When I made these rolls last weekend, and their scent filled the kitchen, I felt the happiness and relaxation I always felt at Granny’s house while snacking on goldfish crackers and ginger ale waiting for dinner to be ready.
I wanted to make sour cream and chive rolls because they show up on almost all of Granny’s holiday meal menus (she recorded all of her menus). I was hesitant to make them because of my fear of yeast as an ingredient, and because it is much easier to pull dinner rolls out of a crinkly bag with a twisty tie from the grocery store bakery. For these rolls, you have to let the dough rise twice. I was intimidated. The process is a little time consuming, but not difficult. It also gives you plenty of time to have some goldfish crackers and adult ginger ale (wine).
I couldn’t believe how happy it made me and my sense of smell to make these rolls. I wasn’t expecting the scent of these rolls to hit me in an emotional way. My house felt like a time machine transporting me right back to Granny’s house. Only this time instead of filling up on snacks and pop, I was on the front lines in the kitchen overcoming my fear of active yeast.
I know that there is a time and a place for store bought dinner rolls and the crinkly bag. But, as I cook, and my toddler snacks on goldfish and juice, I can only hope that the aromas wafting to the playroom will begin to settle into his little nose. And if making these rolls will give my kids the same feelings they give me, then I will wait out the dough-rising intervals and brave the old-fashioned ingredients of Granny’s Time Machine Sour Cream and Chive Rolls every time.
Sour Cream and Chive Rolls
- About 4.5 c all purpose flour
- 1/3 c sugar
- 1/3 c chopped chives (I used the green part of scallions and it completely fine.)
- 2 pkgs active dry yeast
- 2 t salt
- 1 c sour cream
- 1.3 c butter (5 1/3 T)
- 2 eggs
- In a large bowl, combine 1.5 c flour, sugar, chives, yeast and salt.

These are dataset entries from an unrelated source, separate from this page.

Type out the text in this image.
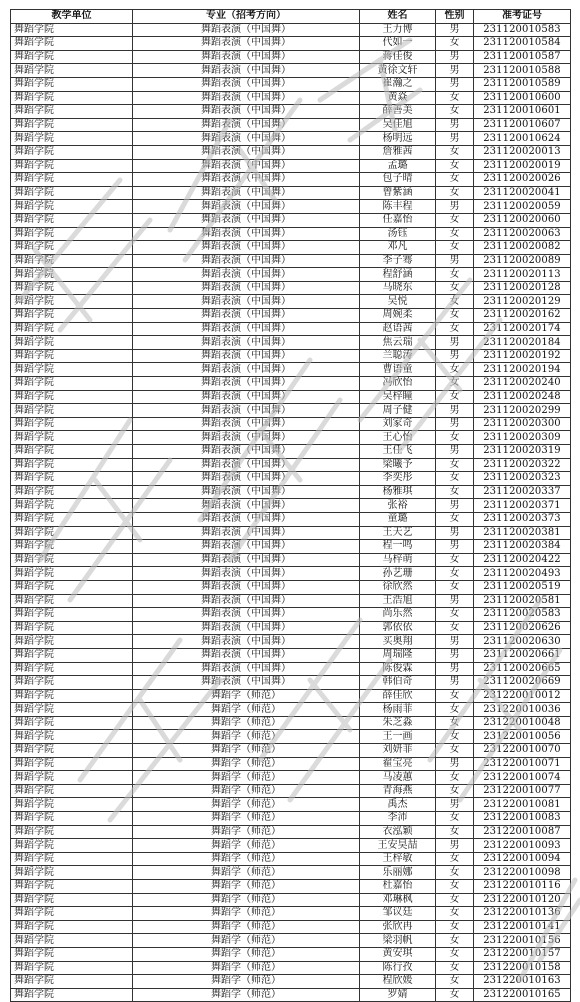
教学单位	专业（招考方向）	姓名	性别	准考证号
舞蹈学院	舞蹈表演（中国舞）	王力博	男	231120010583
舞蹈学院	舞蹈表演（中国舞）	代如一	女	231120010584
舞蹈学院	舞蹈表演（中国舞）	蒋佳俊	男	231120010587
舞蹈学院	舞蹈表演（中国舞）	黄徐文轩	男	231120010588
舞蹈学院	舞蹈表演（中国舞）	崔瀚之	男	231120010589
舞蹈学院	舞蹈表演（中国舞）	黄焱	女	231120010600
舞蹈学院	舞蹈表演（中国舞）	薛善美	女	231120010601
舞蹈学院	舞蹈表演（中国舞）	吴佳旭	男	231120010607
舞蹈学院	舞蹈表演（中国舞）	杨明远	男	231120010624
舞蹈学院	舞蹈表演（中国舞）	詹雅茜	女	231120020013
舞蹈学院	舞蹈表演（中国舞）	孟璐	女	231120020019
舞蹈学院	舞蹈表演（中国舞）	包子晴	女	231120020026
舞蹈学院	舞蹈表演（中国舞）	曾紫涵	女	231120020041
舞蹈学院	舞蹈表演（中国舞）	陈丰程	男	231120020059
舞蹈学院	舞蹈表演（中国舞）	任嘉怡	女	231120020060
舞蹈学院	舞蹈表演（中国舞）	汤钰	女	231120020063
舞蹈学院	舞蹈表演（中国舞）	邓凡	女	231120020082
舞蹈学院	舞蹈表演（中国舞）	李子骞	男	231120020089
舞蹈学院	舞蹈表演（中国舞）	程舒涵	女	231120020113
舞蹈学院	舞蹈表演（中国舞）	马晓东	女	231120020128
舞蹈学院	舞蹈表演（中国舞）	吴悦	女	231120020129
舞蹈学院	舞蹈表演（中国舞）	周婉柔	女	231120020162
舞蹈学院	舞蹈表演（中国舞）	赵语茜	女	231120020174
舞蹈学院	舞蹈表演（中国舞）	焦云瑞	男	231120020184
舞蹈学院	舞蹈表演（中国舞）	兰聪涛	男	231120020192
舞蹈学院	舞蹈表演（中国舞）	曹语童	女	231120020194
舞蹈学院	舞蹈表演（中国舞）	冯欣怡	女	231120020240
舞蹈学院	舞蹈表演（中国舞）	吴梓瞳	女	231120020248
舞蹈学院	舞蹈表演（中国舞）	周子健	男	231120020299
舞蹈学院	舞蹈表演（中国舞）	刘家奇	男	231120020300
舞蹈学院	舞蹈表演（中国舞）	王心怡	女	231120020309
舞蹈学院	舞蹈表演（中国舞）	王任飞	男	231120020319
舞蹈学院	舞蹈表演（中国舞）	梁曦予	女	231120020322
舞蹈学院	舞蹈表演（中国舞）	李奕彤	女	231120020323
舞蹈学院	舞蹈表演（中国舞）	杨雅琪	女	231120020337
舞蹈学院	舞蹈表演（中国舞）	张裕	男	231120020371
舞蹈学院	舞蹈表演（中国舞）	童璐	女	231120020373
舞蹈学院	舞蹈表演（中国舞）	王天艺	男	231120020381
舞蹈学院	舞蹈表演（中国舞）	程一鸣	男	231120020384
舞蹈学院	舞蹈表演（中国舞）	马梓萌	女	231120020422
舞蹈学院	舞蹈表演（中国舞）	孙艺珊	女	231120020493
舞蹈学院	舞蹈表演（中国舞）	徐欣然	女	231120020519
舞蹈学院	舞蹈表演（中国舞）	王浩旭	男	231120020581
舞蹈学院	舞蹈表演（中国舞）	尚乐然	女	231120020583
舞蹈学院	舞蹈表演（中国舞）	郭依依	女	231120020626
舞蹈学院	舞蹈表演（中国舞）	买奥翔	男	231120020630
舞蹈学院	舞蹈表演（中国舞）	周瑞隆	男	231120020661
舞蹈学院	舞蹈表演（中国舞）	陈俊霖	男	231120020665
舞蹈学院	舞蹈表演（中国舞）	韩伯奇	男	231120020669
舞蹈学院	舞蹈学（师范）	薛佳欣	女	231220010012
舞蹈学院	舞蹈学（师范）	杨雨菲	女	231220010036
舞蹈学院	舞蹈学（师范）	朱芝淼	女	231220010048
舞蹈学院	舞蹈学（师范）	王一画	女	231220010056
舞蹈学院	舞蹈学（师范）	刘妍菲	女	231220010070
舞蹈学院	舞蹈学（师范）	翟宝亮	男	231220010071
舞蹈学院	舞蹈学（师范）	马凌蕙	女	231220010074
舞蹈学院	舞蹈学（师范）	青海燕	女	231220010077
舞蹈学院	舞蹈学（师范）	禹杰	男	231220010081
舞蹈学院	舞蹈学（师范）	李沛	女	231220010083
舞蹈学院	舞蹈学（师范）	衣泓颖	女	231220010087
舞蹈学院	舞蹈学（师范）	王安昊喆	男	231220010093
舞蹈学院	舞蹈学（师范）	王梓敏	女	231220010094
舞蹈学院	舞蹈学（师范）	乐丽娜	女	231220010098
舞蹈学院	舞蹈学（师范）	杜嘉怡	女	231220010116
舞蹈学院	舞蹈学（师范）	邓琳枫	女	231220010120
舞蹈学院	舞蹈学（师范）	邹议廷	女	231220010136
舞蹈学院	舞蹈学（师范）	张欣冉	女	231220010141
舞蹈学院	舞蹈学（师范）	梁羽帆	女	231220010156
舞蹈学院	舞蹈学（师范）	黄安琪	女	231220010157
舞蹈学院	舞蹈学（师范）	陈行孜	女	231220010158
舞蹈学院	舞蹈学（师范）	程欣媛	女	231220010163
舞蹈学院	舞蹈学（师范）	罗婧	女	231220010165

- In medium saucepan on low heat, heat sour cream, 1/2 c water, and butter until very warm. Butter does not need to melt and mixture will appear curdled.
- With mixer on low speed, gradually pour liquid into dry ingredients. Increase speed to medium, beat 2 minutes, occasionally scraping bowl.
- Beat in eggs and 3/4 c flour or enough to make a thick batter. Continue beating 2 minutes, scraping bowl occasionally.
- With spoon, stir in enough additional flour, (about 2 c) to make a soft dough.
- Cover bowl with a dish towel. Let rise in warm place, away from draft, until doubled. About 50 minutes. A finger pressed lightly into dough should leave a dent.
- Punch down dough by pushing down the center of dough with fish, then pushing edges of dough into center. Place dough on a well-floured surface.
- With floured hands, shape dough into 18 balls and place in 18 greased 3-inch muffin pan cups. Cover with towel, and let rise until doubled (about 50 minutes).
- Preheat oven to 375. Bake rolls 15 minutes or until golden brown. Remove from pans immediately and serve warm. Or, cool buns completely on wire rack and reheat just before serving. To reheat, preheat oven to 375, wrap rolls in single layer in foil, and bake 15 min or until heated through.